02.18.2016

Is the Recently Released All-Payer Waiver Term Sheet Important?

Yes, it is, as it begins to define an agreement between the State of Vermont and the Centers for Medicare and Medicaid Innovation (CMMI) that would shape how healthcare providers are reimbursed for caring for many Vermonters for at least a 5-year period. 

In 2015, an “Accountable Care Organization Payment Sub-Committee” was created which included members from the Green Mountain Care Board (GMCB – which regulates hospital budgets), OneCare Vermont (our largest Accountable Care Organization), the Department of Vermont Health Access (which oversees Medicaid), Blue Cross & Blue Shield (our largest private payor), several of Vermont’s hospitals, and others.  They created a framework to guide the design and operation of an integrated accountable care organization to function within an “all payer” model in Vermont.  The most recent version of the framework summarizes the purpose of this reform effort by saying, “Having a single accountable organization that could assume financial risk under value-based, population-based, payments; have sufficient resources to provide the infrastructure necessary for data collection, analytics, and coordinating improvement in care delivery; and have a sufficient number of attributed lives to impact the delivery system appears to be the best option to achieve a more integrated system of care.”

The “Term Sheet” recently released by the GMCB outlines 18 aspects of a potential agreement between Vermont and CMMI whose contents will have to be negotiated.  Once it is accepted by both sides, Vermont would have until January of 2017 to turn the framework into a new system.  The Term Sheet is now open for public comment.  Sitting back and hoping this will all go away is not an option.  Change is happening. NMC will continue to participate in these efforts to get it right.  The work to be done is significant and the time requirements seem short in comparison.
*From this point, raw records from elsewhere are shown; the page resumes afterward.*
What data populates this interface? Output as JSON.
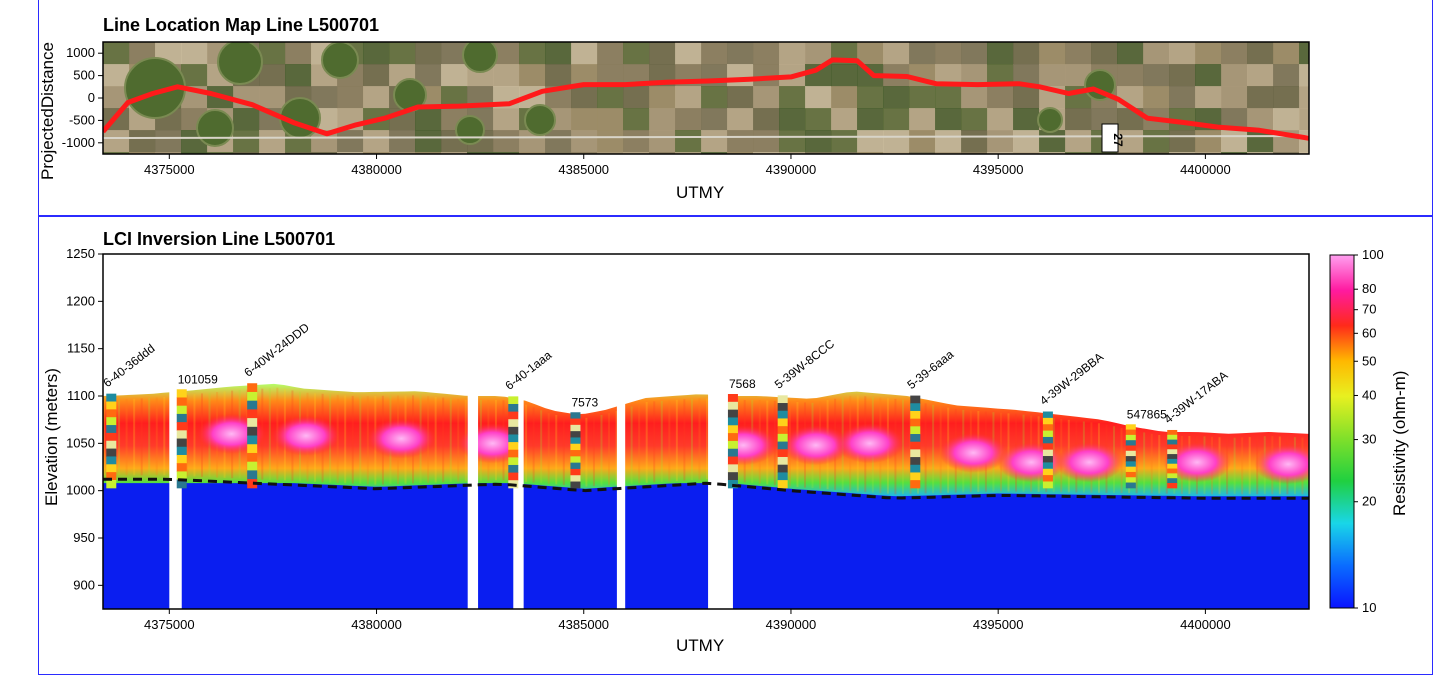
{
  "top": {
    "title": "Line Location Map Line L500701",
    "ylabel": "ProjectedDistance",
    "xlabel": "UTMY",
    "road_label": "27"
  },
  "bottom": {
    "title": "LCI Inversion Line L500701",
    "ylabel": "Elevation (meters)",
    "xlabel": "UTMY",
    "colorbar_label": "Resistivity (ohm-m)"
  },
  "colors": {
    "frame": "#2b2bff",
    "track": "#ff1a1a",
    "deep_fill": "#0a1ef0"
  },
  "chart_data": [
    {
      "type": "line",
      "title": "Line Location Map Line L500701",
      "xlabel": "UTMY",
      "ylabel": "ProjectedDistance",
      "xlim": [
        4373400,
        4402500
      ],
      "ylim": [
        -1250,
        1250
      ],
      "x_ticks": [
        4375000,
        4380000,
        4385000,
        4390000,
        4395000,
        4400000
      ],
      "y_ticks": [
        1000,
        500,
        0,
        -500,
        -1000
      ],
      "series": [
        {
          "x": [
            4373400,
            4374000,
            4374600,
            4375200,
            4376000,
            4377000,
            4378000,
            4378800,
            4379500,
            4380200,
            4381000,
            4382000,
            4383200,
            4384000,
            4385000,
            4386000,
            4387000,
            4388000,
            4389000,
            4390000,
            4390600,
            4391000,
            4391600,
            4392000,
            4392800,
            4393500,
            4394500,
            4395500,
            4396000,
            4396700,
            4397300,
            4397900,
            4398600,
            4399500,
            4400300,
            4401300,
            4402500
          ],
          "y": [
            -750,
            -100,
            100,
            250,
            100,
            -150,
            -550,
            -800,
            -600,
            -450,
            -200,
            -180,
            -130,
            150,
            300,
            300,
            350,
            380,
            420,
            470,
            620,
            850,
            830,
            500,
            480,
            320,
            300,
            320,
            250,
            100,
            200,
            -30,
            -450,
            -550,
            -650,
            -720,
            -900
          ]
        }
      ]
    },
    {
      "type": "heatmap",
      "title": "LCI Inversion Line L500701",
      "xlabel": "UTMY",
      "ylabel": "Elevation (meters)",
      "xlim": [
        4373400,
        4402500
      ],
      "ylim": [
        875,
        1250
      ],
      "x_ticks": [
        4375000,
        4380000,
        4385000,
        4390000,
        4395000,
        4400000
      ],
      "y_ticks": [
        1250,
        1200,
        1150,
        1100,
        1050,
        1000,
        950,
        900
      ],
      "colorbar": {
        "label": "Resistivity (ohm-m)",
        "scale": "log",
        "range": [
          10,
          100
        ],
        "ticks": [
          100,
          80,
          70,
          60,
          50,
          40,
          30,
          20,
          10
        ]
      },
      "surface": {
        "x": [
          4373400,
          4374500,
          4375300,
          4376500,
          4377600,
          4378200,
          4379500,
          4381000,
          4382200,
          4383000,
          4383600,
          4384200,
          4384900,
          4385500,
          4386500,
          4387800,
          4388600,
          4389200,
          4390500,
          4391500,
          4392800,
          4394000,
          4395500,
          4396500,
          4397500,
          4398200,
          4399000,
          4399800,
          4400600,
          4401500,
          4402500
        ],
        "y": [
          1100,
          1102,
          1105,
          1110,
          1113,
          1108,
          1104,
          1105,
          1100,
          1100,
          1095,
          1085,
          1080,
          1085,
          1098,
          1102,
          1100,
          1100,
          1097,
          1105,
          1100,
          1090,
          1085,
          1080,
          1075,
          1068,
          1062,
          1062,
          1060,
          1062,
          1060
        ]
      },
      "doi_line": {
        "x": [
          4373400,
          4375000,
          4377000,
          4380000,
          4383000,
          4385000,
          4388000,
          4390000,
          4392500,
          4395000,
          4400000,
          4402500
        ],
        "y": [
          1012,
          1012,
          1008,
          1002,
          1007,
          1000,
          1008,
          1000,
          992,
          995,
          992,
          992
        ]
      },
      "gaps": [
        [
          4375000,
          4375300
        ],
        [
          4382200,
          4382450
        ],
        [
          4383300,
          4383550
        ],
        [
          4385800,
          4386000
        ],
        [
          4388000,
          4388600
        ]
      ],
      "high_resistivity_zones": [
        {
          "x": 4376500,
          "elev": 1060
        },
        {
          "x": 4378300,
          "elev": 1058
        },
        {
          "x": 4380600,
          "elev": 1055
        },
        {
          "x": 4382800,
          "elev": 1050
        },
        {
          "x": 4388850,
          "elev": 1048
        },
        {
          "x": 4390600,
          "elev": 1048
        },
        {
          "x": 4391900,
          "elev": 1050
        },
        {
          "x": 4394400,
          "elev": 1040
        },
        {
          "x": 4395800,
          "elev": 1030
        },
        {
          "x": 4397200,
          "elev": 1030
        },
        {
          "x": 4399800,
          "elev": 1030
        },
        {
          "x": 4402000,
          "elev": 1028
        }
      ],
      "wells": [
        {
          "label": "6-40-36ddd",
          "x": 4373600,
          "rotated": true
        },
        {
          "label": "101059",
          "x": 4375300,
          "rotated": false
        },
        {
          "label": "6-40W-24DDD",
          "x": 4377000,
          "rotated": true
        },
        {
          "label": "6-40-1aaa",
          "x": 4383300,
          "rotated": true
        },
        {
          "label": "7573",
          "x": 4384800,
          "rotated": false
        },
        {
          "label": "7568",
          "x": 4388600,
          "rotated": false
        },
        {
          "label": "5-39W-8CCC",
          "x": 4389800,
          "rotated": true
        },
        {
          "label": "5-39-6aaa",
          "x": 4393000,
          "rotated": true
        },
        {
          "label": "4-39W-29BBA",
          "x": 4396200,
          "rotated": true
        },
        {
          "label": "547865",
          "x": 4398200,
          "rotated": false
        },
        {
          "label": "4-39W-17ABA",
          "x": 4399200,
          "rotated": true
        }
      ]
    }
  ]
}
What are the “deal breakers” that could cause the GMCB to say “No” to the waiver?  I attended a public hearing where GMCB Board Chair Al Gobeille reviewed his own 12 questions on the APM, which ranged from understanding the impact on the Exchange population to the impact to hospital budgets to ensuring those responsible for administering this program are capable and competent.  The GMCB must be convinced that Medicaid and commercial insurers are committed to making the changes necessary to make this viable.  It is reassuring to see that the questions revolve around the plan being financially sound and programmatically reasonable.   The question of whether Medicaid is in or out of this APM is my greatest concern.  If Medicaid is unable to keep up with the reimbursement trends of those within the APM, this will result in a greater need to cost shift to other payers. Medicaid has to be a player in order for this to work as one third of the population is participating in Medicaid.  We want everyone to have access to care and we need to be reassured that the cost of this program will be covered.

There is no doubt we must revamp the delivery system and the way health care is reimbursed.  Focusing on population health and incentivizing all health care providers to work together for the best care at the lowest cost is the right thing to do.  We are already reviewing what care should be provided at what locations to avoid duplication while ensuring each patient gets the right care at the right location.  There is a lot of work to be done and January 2017 is closer than we think.  Although the Single Payer System did not succeed, we did see positive change from the effort.  One of the successes is the medical home model (Blueprint) which has enhanced primary care delivery and reimbursement for providers across our community.   We continue to be hopeful that APM is a path to an improved system that reduces the administrative burden on doctors and hospitals and enables caregivers to focus on keeping our populations healthy, preventing the need for costly interventions and helping reduce the overall cost of care.  NMC continues to actively participate to help influence the final plan.  We hope you will also take an active role and share input on what is important to you in a future healthcare system.  There are good minds at the table and something good will come from this. Thank you for your continued support of local healthcare and our efforts to provide exceptional service and value here in our community.